Histopathology of the gastric wall cystic lesion was consistent with chronic fibrosing steatitis with fat saponification. All changes were inflammatory and reactive in character, with no neoplastic cells, bacterial colonies, or fungal organisms identified. Amylase and pancreas-specific lipase (Precision PSL^e) of peripheral blood serum were within normal limits at 507 IU/L (290–1125 IU/L) and 53 U/L (4–140 U/L), respectively. Amylase and Precision PSL of the gastric cyst fluid were elevated at 1435 IU/L (290–1125 IU/L) and 8214 U/L (4–140 U/L), respectively. Cytological analysis of the gastric cyst fluid revealed viscous proteinaceous fluid with mild to moderate neutrophilic inflammation and cell degeneration with no evidence of neoplasia or infectious agents, consistent with inflamed cystic material. Amylase and lipase levels in the gastric cyst fluid were significantly higher than the serum levels, which confirmed the cyst to be a pancreatic pseudocyst. Aerobic and anaerobic cultures of the fluid were negative for bacterial growth. The dog was hospitalized for monitoring and supportive care for pancreatitis and was discharged 8 days after surgery once it was confirmed that both oral and J-tube feedings were well tolerated. The owner was instructed to offer oral food every 4 to 6 hr. If the dog did not eat, it was recommended to provide enteral nutrition via the J-tube with CliniCare^f liquid diet. A recheck abdominal ultrasound was performed 7 days following the second exploratory laparotomy for omentalization of the intramural gastric pseudocyst. The area of the stomach wall with the previous intramural gastric pseudocyst appeared to have a small amount of residual anechoic to hypoechoic material but improved pancreatitis and secondary steatitis/peritonitis.

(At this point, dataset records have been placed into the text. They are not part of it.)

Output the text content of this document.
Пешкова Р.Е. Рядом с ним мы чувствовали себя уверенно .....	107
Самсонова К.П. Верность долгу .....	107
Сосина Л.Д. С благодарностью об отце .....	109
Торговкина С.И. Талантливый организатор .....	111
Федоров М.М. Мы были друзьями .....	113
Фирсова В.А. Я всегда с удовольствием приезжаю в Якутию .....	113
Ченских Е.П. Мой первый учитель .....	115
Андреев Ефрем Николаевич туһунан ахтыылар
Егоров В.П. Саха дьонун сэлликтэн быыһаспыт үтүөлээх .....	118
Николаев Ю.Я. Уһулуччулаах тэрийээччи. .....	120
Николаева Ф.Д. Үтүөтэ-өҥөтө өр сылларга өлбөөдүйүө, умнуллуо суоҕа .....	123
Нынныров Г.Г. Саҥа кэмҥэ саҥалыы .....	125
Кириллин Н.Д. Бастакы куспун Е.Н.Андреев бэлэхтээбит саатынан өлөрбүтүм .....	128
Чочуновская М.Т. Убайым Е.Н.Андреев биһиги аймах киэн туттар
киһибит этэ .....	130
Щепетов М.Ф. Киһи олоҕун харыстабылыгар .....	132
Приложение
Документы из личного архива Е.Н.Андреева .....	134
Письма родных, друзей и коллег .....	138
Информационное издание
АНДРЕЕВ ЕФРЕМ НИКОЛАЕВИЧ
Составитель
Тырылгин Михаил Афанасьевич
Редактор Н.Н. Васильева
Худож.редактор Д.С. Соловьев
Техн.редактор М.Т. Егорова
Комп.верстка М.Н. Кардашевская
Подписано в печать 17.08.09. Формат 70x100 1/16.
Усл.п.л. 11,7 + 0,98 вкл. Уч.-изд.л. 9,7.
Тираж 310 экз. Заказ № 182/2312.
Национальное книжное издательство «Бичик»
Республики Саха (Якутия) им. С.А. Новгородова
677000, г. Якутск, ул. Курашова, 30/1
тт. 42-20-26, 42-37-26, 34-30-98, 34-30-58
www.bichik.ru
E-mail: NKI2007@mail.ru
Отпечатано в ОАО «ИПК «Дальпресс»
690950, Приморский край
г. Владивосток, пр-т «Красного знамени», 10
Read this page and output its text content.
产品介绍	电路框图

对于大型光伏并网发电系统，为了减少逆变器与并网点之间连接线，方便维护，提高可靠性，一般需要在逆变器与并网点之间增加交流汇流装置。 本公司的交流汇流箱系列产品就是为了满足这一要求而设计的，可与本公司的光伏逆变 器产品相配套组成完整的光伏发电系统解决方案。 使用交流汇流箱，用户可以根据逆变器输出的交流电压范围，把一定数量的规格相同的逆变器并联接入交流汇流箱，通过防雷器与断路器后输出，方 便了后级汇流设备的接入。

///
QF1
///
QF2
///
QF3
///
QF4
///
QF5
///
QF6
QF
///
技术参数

The dog was presented again for anorexia and diarrhea 14 days following intramural gastric pseudocyst drainage and omentalization. The dog was subsequently hospitalized for medical management of presumed recurrence of pancreatitis. A recheck abdominal ultrasound revealed decreased size of the previous gastric pseudocyst (1.5 cm) and improved pancreatitis; however, there was evidence of an intramural cystic lesion in the mid to distal duodenum, orad to the duodenal flexure and J-tube site, with associated intraluminal compression and obstruction (Figure 2A).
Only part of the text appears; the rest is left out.